Нет причины для тревоги - Зиновий Зиник
Шрифт:
Интервал:
Закладка:
Чем нелепей и загадочней секрет, тем интереснее и труднее его скрывать, тем больше занимательных историй необходимо, чтобы отвлечь внимание собеседника. Возможно, под влиянием всей атмосферы в доме у меня самого появились свои секреты, нуждающиеся в сокрытии. По этому случаю мне приходилось изобретательно врать родителям. Не всегда, впрочем, слишком изобретательно и не всегда для того, чтобы скрыть секрет. Я, попросту говоря, стал врать без всякого повода, без особой цели и особой логики. Я стал, короче, патологическим вруном. Помню, сижу перед телевизором и жую апельсин. «Ты чего жуешь?» – спрашивает отец, войдя в комнату. «Яблоко», – говорю я не сморгнув. «Зачем ты врешь?» – спрашивает отец. Я не знаю зачем. Чтобы, видимо, не говорить правду. «Я не вру», – говорю я ему в ответ. «Зачем ты врешь, что ты не врешь?» – говорит отец, указывая на апельсиновые шкурки на столе. Я вру, что я не вру, видимо, для того, чтобы не сказать правду: а именно – что я соврал насчет яблока. Я не хочу правды. Всеми силами ей сопротивляюсь при каждом удобном случае. За это сокрытие секрета, порой мне самому неведомого, отец меня наказывает ремнем.

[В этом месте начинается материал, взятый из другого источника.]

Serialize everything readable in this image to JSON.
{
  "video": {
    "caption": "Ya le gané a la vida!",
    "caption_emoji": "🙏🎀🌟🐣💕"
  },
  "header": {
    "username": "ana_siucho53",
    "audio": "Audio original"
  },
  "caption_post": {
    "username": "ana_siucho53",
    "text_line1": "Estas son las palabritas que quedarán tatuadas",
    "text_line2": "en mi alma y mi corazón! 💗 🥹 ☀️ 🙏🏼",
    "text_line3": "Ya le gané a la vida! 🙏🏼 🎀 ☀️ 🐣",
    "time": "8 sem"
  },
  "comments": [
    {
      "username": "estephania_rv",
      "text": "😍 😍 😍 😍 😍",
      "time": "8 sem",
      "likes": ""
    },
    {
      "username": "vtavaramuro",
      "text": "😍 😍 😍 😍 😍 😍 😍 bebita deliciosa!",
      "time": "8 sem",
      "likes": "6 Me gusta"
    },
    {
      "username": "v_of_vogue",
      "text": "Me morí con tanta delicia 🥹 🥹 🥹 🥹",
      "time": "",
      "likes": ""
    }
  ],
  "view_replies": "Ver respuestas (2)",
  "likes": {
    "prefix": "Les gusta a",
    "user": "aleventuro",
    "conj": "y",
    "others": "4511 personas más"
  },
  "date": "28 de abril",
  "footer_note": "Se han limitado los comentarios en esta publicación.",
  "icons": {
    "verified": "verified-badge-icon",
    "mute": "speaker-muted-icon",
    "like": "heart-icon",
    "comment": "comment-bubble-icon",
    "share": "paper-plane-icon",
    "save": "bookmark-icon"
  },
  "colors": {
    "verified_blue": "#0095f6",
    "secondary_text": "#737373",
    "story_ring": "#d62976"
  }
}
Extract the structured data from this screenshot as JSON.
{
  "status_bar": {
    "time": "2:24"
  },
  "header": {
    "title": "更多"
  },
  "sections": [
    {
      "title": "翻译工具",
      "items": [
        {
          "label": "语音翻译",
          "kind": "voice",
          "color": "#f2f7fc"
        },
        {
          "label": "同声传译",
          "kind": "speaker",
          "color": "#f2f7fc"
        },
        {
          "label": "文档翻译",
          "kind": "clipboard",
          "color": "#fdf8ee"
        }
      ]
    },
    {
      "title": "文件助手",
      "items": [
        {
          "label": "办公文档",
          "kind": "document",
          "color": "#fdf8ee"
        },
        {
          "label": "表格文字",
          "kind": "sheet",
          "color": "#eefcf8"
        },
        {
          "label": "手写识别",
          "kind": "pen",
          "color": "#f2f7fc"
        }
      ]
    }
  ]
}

Была у меня, однако, одна подростковая страстишка, и уж ее-то я упорно держал в тайне от своих антисоветских родителей вполне сознательно. Это была страсть к парадам и праздничным шествиям, митингам и демонстрациям. Особенно, конечно же, к демонстрациям на Красной площади. Официально туда можно было попасть, присоединившись, скажем, к колонне представителей трудящихся с отцовской фабрики грампластинок. Но отец с его антисталинскими настроениями, всеми правдами и неправдами и больничными бюллетенями умудрялся уклониться от участия в шествии. Так что мне приходилось с моими товарищами изворачиваться самому и пробираться к светлому будущему на Красной площади по-ленински – своим путем. Город был перекрыт по всем направлениям от Трубной площади, все ходы и выходы, все переулки и проезды были оцеплены нарядами милиции: на Красную площадь можно было попасть лишь по списку. Но мы знали каждый проходной двор, каждую крышу, через которую можно перескочить на другую сторону улицы, а потом, по стене, соединявшей два двора, выскочить, обведя вокруг пальца все милицейские кордоны, к гаражам на той площадке, где лишь чугунные ворота отделяли тебя от толпы демонстрантов. У проспекта Маркса ведомственные колонны сливались в единое праздничное шествие: там уже не проверяли состав демонстрантов, и запросто можно было выдать себя за ребенка одного из участников с другого конца колонны.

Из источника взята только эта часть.